Active and Passive Nights

There is something that usually escapes my own notice, because it sometimes seems obvious to me; but it is worth mentioning: in Saint John of the Cross, there are “active” dark nights (primarily in the Ascent of Mount Carmel) and there are “passive” dark nights (for example, in the Dark Night itself).

ElisabethBlessed Elizabeth of the Trinity discuses the difference very succinctly:

Be rooted in Him; this implies being uprooted from self, or doing everything as if you were, by denying self each time you meet it. Be built up on Him, high above everything that is passing, there where everything is pure, everything is luminous.

The first sentence is about our own activity; the second sentence is about God’s activity. The first sentence corresponds to Saint John’s “active” nights, and the second corresponds to his “passive” nights.

What is another way to address the difference?

  • In the active nights (of either the senses or the spirit), we are actively, aided by grace, taking steps to curb our sense appetites or to curb our will so that “nothing” but God himself is wanted.
  • In the passive nights (of either the senses or the spirit), God takes the steps that we ourselves cannot take aided by grace and throws us a step further ahead than our own efforts aided by grace could ever take us, if we accept it and do not fight. The passive nights normally presuppose the active ones. We could not normally handle God removing something from us, unless we had struggled to and wanted to remove it ourselves.

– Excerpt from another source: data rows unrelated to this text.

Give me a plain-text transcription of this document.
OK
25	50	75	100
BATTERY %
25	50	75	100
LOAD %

In other words, sensible or spiritual dryness may be to some extent self-induced or it may be purely and entirely a motion of God.

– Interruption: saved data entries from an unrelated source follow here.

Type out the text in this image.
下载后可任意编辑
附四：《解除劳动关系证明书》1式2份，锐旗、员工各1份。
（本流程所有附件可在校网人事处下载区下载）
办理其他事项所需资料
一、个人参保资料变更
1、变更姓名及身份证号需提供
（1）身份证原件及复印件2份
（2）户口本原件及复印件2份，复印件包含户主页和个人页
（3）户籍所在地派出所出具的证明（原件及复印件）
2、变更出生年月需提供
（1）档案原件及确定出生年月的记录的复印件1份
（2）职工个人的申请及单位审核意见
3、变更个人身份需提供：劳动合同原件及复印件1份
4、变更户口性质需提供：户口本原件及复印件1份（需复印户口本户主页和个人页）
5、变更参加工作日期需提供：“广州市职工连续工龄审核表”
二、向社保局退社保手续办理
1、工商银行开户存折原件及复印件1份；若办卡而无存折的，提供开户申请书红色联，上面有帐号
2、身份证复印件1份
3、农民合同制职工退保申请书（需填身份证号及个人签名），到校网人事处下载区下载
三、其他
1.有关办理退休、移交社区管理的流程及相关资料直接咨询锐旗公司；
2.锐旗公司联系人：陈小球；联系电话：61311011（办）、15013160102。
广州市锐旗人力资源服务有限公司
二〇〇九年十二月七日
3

As far as I’m aware, Christians naturally believe in the active nights, or, if they deny them, are openly heretical. Efforts at detachment and conformity with God’s will are necessary even to prevent a fall into mortal sin. Of course they are more necessary to advance in virtue and truth! This is why I don’t spend much time talking about “active nights”, and I don’t think most people who read Saint John of the Cross find anything especially new or well put in that regard (except to see clearly how much we lack!). Many masters teach on this in very clear detail.

The passive nights, although they are of course founded on Scripture and Tradition, are a bit less obvious. Saint John of the Cross himself says that souls experiencing them don’t really know what is going on, unless they are told. When I normally say “dark night”, I think of “passive dark night”: I think of the work that the Trinity alone can effect in us without any effort of our own other than acceptance and trust. There are things that no ascetical practice will correct, renew, and make alive again; those are corrected in the “dark nights” or “passive dark nights”.

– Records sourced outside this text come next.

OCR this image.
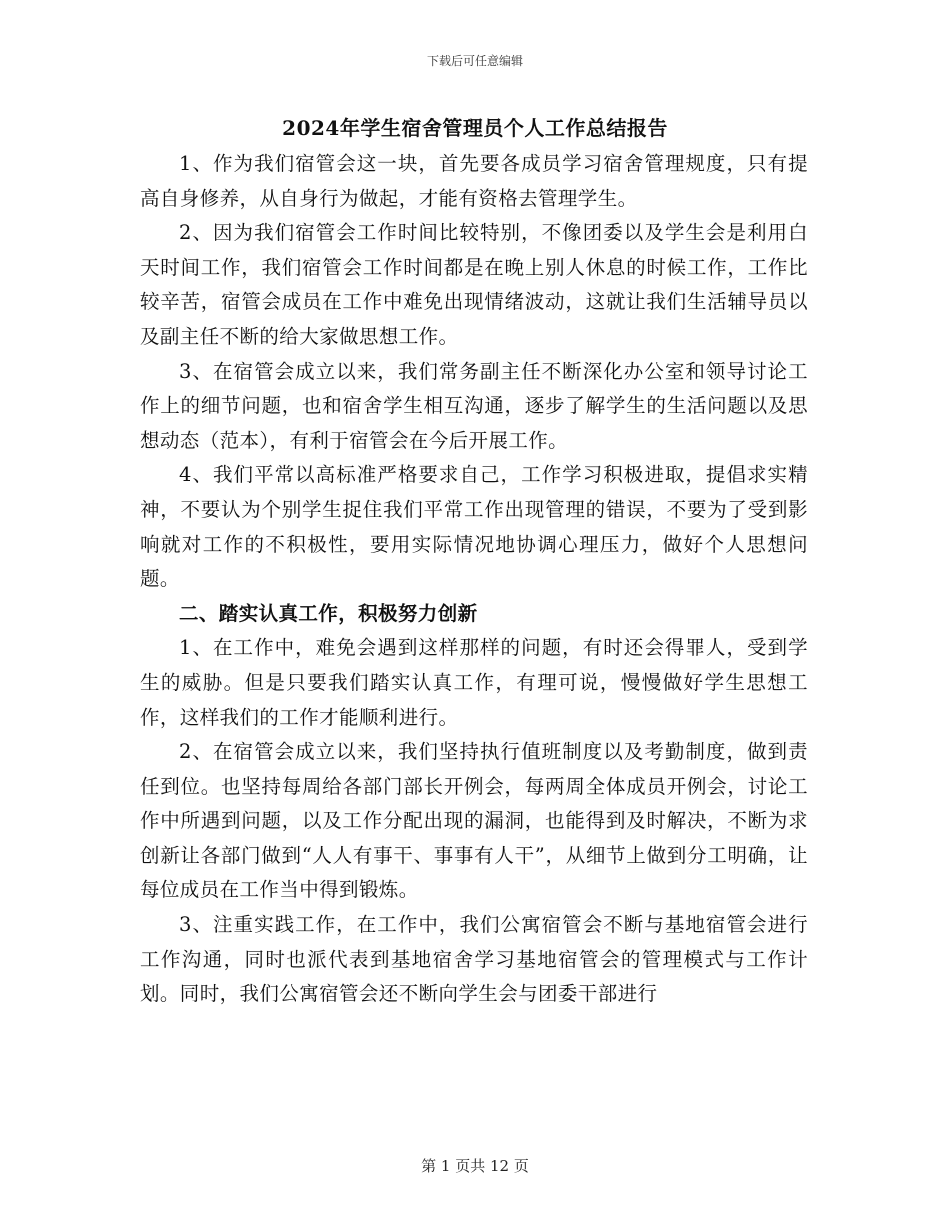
下载后可任意编辑
2024年学生宿舍管理员个人工作总结报告

1、作为我们宿管会这一块，首先要各成员学习宿舍管理规度，只有提高自身修养，从自身行为做起，才能有资格去管理学生。

2、因为我们宿管会工作时间比较特别，不像团委以及学生会是利用白天时间工作，我们宿管会工作时间都是在晚上别人休息的时候工作，工作比较辛苦，宿管会成员在工作中难免出现情绪波动，这就让我们生活辅导员以及副主任不断的给大家做思想工作。

3、在宿管会成立以来，我们常务副主任不断深化办公室和领导讨论工作上的细节问题，也和宿舍学生相互沟通，逐步了解学生的生活问题以及思想动态（范本），有利于宿管会在今后开展工作。

4、我们平常以高标准严格要求自己，工作学习积极进取，提倡求实精神，不要认为个别学生捉住我们平常工作出现管理的错误，不要为了受到影响就对工作的不积极性，要用实际情况地协调心理压力，做好个人思想问题。

二、踏实认真工作，积极努力创新

1、在工作中，难免会遇到这样那样的问题，有时还会得罪人，受到学生的威胁。但是只要我们踏实认真工作，有理可说，慢慢做好学生思想工作，这样我们的工作才能顺利进行。

2、在宿管会成立以来，我们坚持执行值班制度以及考勤制度，做到责任到位。也坚持每周给各部门部长开例会，每两周全体成员开例会，讨论工作中所遇到问题，以及工作分配出现的漏洞，也能得到及时解决，不断为求创新让各部门做到“人人有事干、事事有人干”，从细节上做到分工明确，让每位成员在工作当中得到锻炼。

3、注重实践工作，在工作中，我们公寓宿管会不断与基地宿管会进行工作沟通，同时也派代表到基地宿舍学习基地宿管会的管理模式与工作计划。同时，我们公寓宿管会还不断向学生会与团委干部进行

第 1 页共 12 页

It’s also possible, especially in the crucible of action in the world, that the active and passive nights can be mixed. Both may manifest at the same time. For, in fact, both presuppose lived faith and are experienced as a darkness in which it appears, to the soul, that only faith persists, without certain delights (sensible or spiritual). But sometimes it may be more or one or more of the other, more self-induced or more divine.